Custom Policies

  • Policy Creation

    ../../../_images/MLPro-RL-Agent_Class_Policy_Commented1.png

    To create a custom RL policy that satisfies MLPro interface is straightforward. First of all, the users need to inherit a base Policy class. Thn, the users can developed their own custom policies by fulfilling at least 2 main functions, namely compute_action and _adapt, as shown in the following code. The compute action method (compute_action) is a function to calculate an action in the current state. Meanwhile, the adapt method (_adapt) is a function to optimize the policy according to the past experience.

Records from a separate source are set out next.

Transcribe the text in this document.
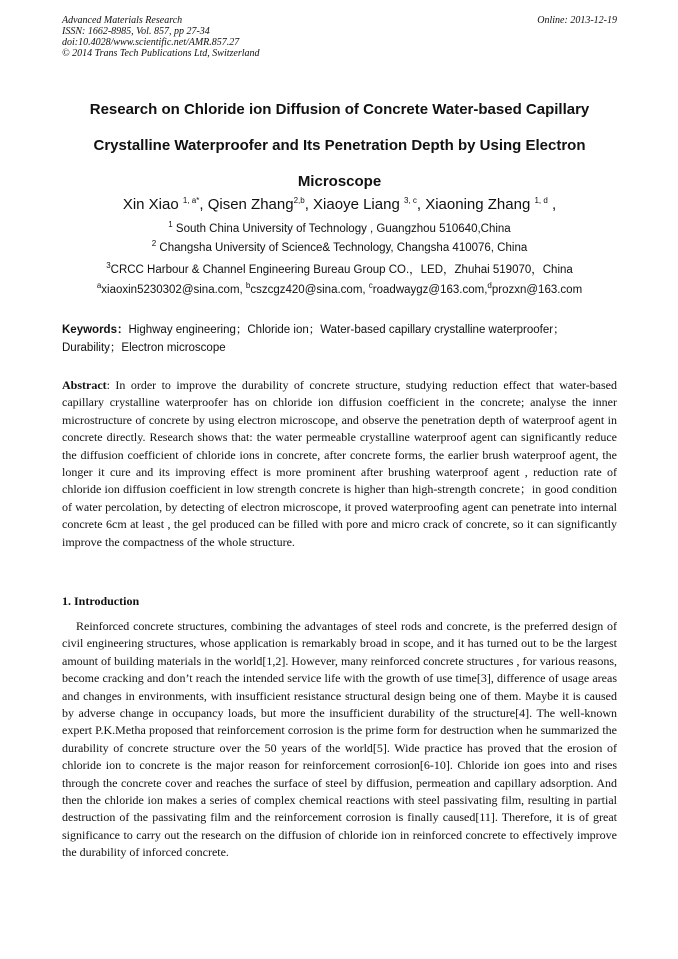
Advanced Materials Research
ISSN: 1662-8985, Vol. 857, pp 27-34
doi:10.4028/www.scientific.net/AMR.857.27
© 2014 Trans Tech Publications Ltd, Switzerland
Online: 2013-12-19
Research on Chloride ion Diffusion of Concrete Water-based Capillary Crystalline Waterproofer and Its Penetration Depth by Using Electron Microscope
Xin Xiao $^{1, a*}$, Qisen Zhang$^{2,b}$, Xiaoye Liang $^{3, c}$, Xiaoning Zhang $^{1, d}$ ,
$^1$ South China University of Technology , Guangzhou 510640,China
$^2$ Changsha University of Science& Technology, Changsha 410076, China
$^3$CRCC Harbour & Channel Engineering Bureau Group CO.，LED，Zhuhai 519070，China
$^a$xiaoxin5230302@sina.com, $^b$cszcgz420@sina.com, $^c$roadwaygz@163.com,$^d$prozxn@163.com
Keywords：Highway engineering；Chloride ion；Water-based capillary crystalline waterproofer；Durability；Electron microscope
Abstract: In order to improve the durability of concrete structure, studying reduction effect that water-based capillary crystalline waterproofer has on chloride ion diffusion coefficient in the concrete; analyse the inner microstructure of concrete by using electron microscope, and observe the penetration depth of waterproof agent in concrete directly. Research shows that: the water permeable crystalline waterproof agent can significantly reduce the diffusion coefficient of chloride ions in concrete, after concrete forms, the earlier brush waterproof agent, the longer it cure and its improving effect is more prominent after brushing waterproof agent , reduction rate of chloride ion diffusion coefficient in low strength concrete is higher than high-strength concrete；in good condition of water percolation, by detecting of electron microscope, it proved waterproofing agent can penetrate into internal concrete 6cm at least , the gel produced can be filled with pore and micro crack of concrete, so it can significantly improve the compactness of the whole structure.
1. Introduction
Reinforced concrete structures, combining the advantages of steel rods and concrete, is the preferred design of civil engineering structures, whose application is remarkably broad in scope, and it has turned out to be the largest amount of building materials in the world[1,2]. However, many reinforced concrete structures , for various reasons, become cracking and don’t reach the intended service life with the growth of use time[3], difference of usage areas and changes in environments, with insufficient resistance structural design being one of them. Maybe it is caused by adverse change in occupancy loads, but more the insufficient durability of the structure[4]. The well-known expert P.K.Metha proposed that reinforcement corrosion is the prime form for destruction when he summarized the durability of concrete structure over the 50 years of the world[5]. Wide practice has proved that the erosion of chloride ion to concrete is the major reason for reinforcement corrosion[6-10]. Chloride ion goes into and rises through the concrete cover and reaches the surface of steel by diffusion, permeation and capillary adsorption. And then the chloride ion makes a series of complex chemical reactions with steel passivating film, resulting in partial destruction of the passivating film and the reinforcement corrosion is finally caused[11]. Therefore, it is of great significance to carry out the research on the diffusion of chloride ion in reinforced concrete to effectively improve the durability of inforced concrete.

    from mlpro.rl.models import *
    
    class MyPolicy (Policy):
        """
        Creates a policy that satisfies mlpro interface.
        """
    
        C_NAME      = 'MyPolicy'
    
        def compute_action(self, p_state: State) -> Action:
            """
            Specific action computation method to be redefined.
    
            Parameters:
                p_state       State of environment
    
            Returns:
                Action object
            """
            ....
    
    
        def _adapt(self, *p_args) -> bool:
            """
            Adapts the policy based on State-Action-Reward (SAR) data that will be expected as a SAR
            buffer object. Please call super-method at the beginning of your own implementation and
            adapt only if it returns True.
    
            Parameters:
                p_arg[0]            SAR Buffer object
            """
    
            if not super().adapt(*p_args): return False
    
            ....
            return True
    

    Hyperparameters of the policy should be stored in the internal object self._hp_list, so that they can be tuned from outside. The hyperparameter initilization method (_init_hyperparam) can be used in this case. To set up a hyperparameter space, please refer to our how-to file.

  • Policy from Third Party Packages

    Alternatively, the user can also apply algorithms from Stable Baselines 3 by using the developed relevant wrapper for the integration between third party packages and MLPro. For more information, please click here.

  • Algorithm Checker

    A test script using unittest to check the develop policies will be available soon!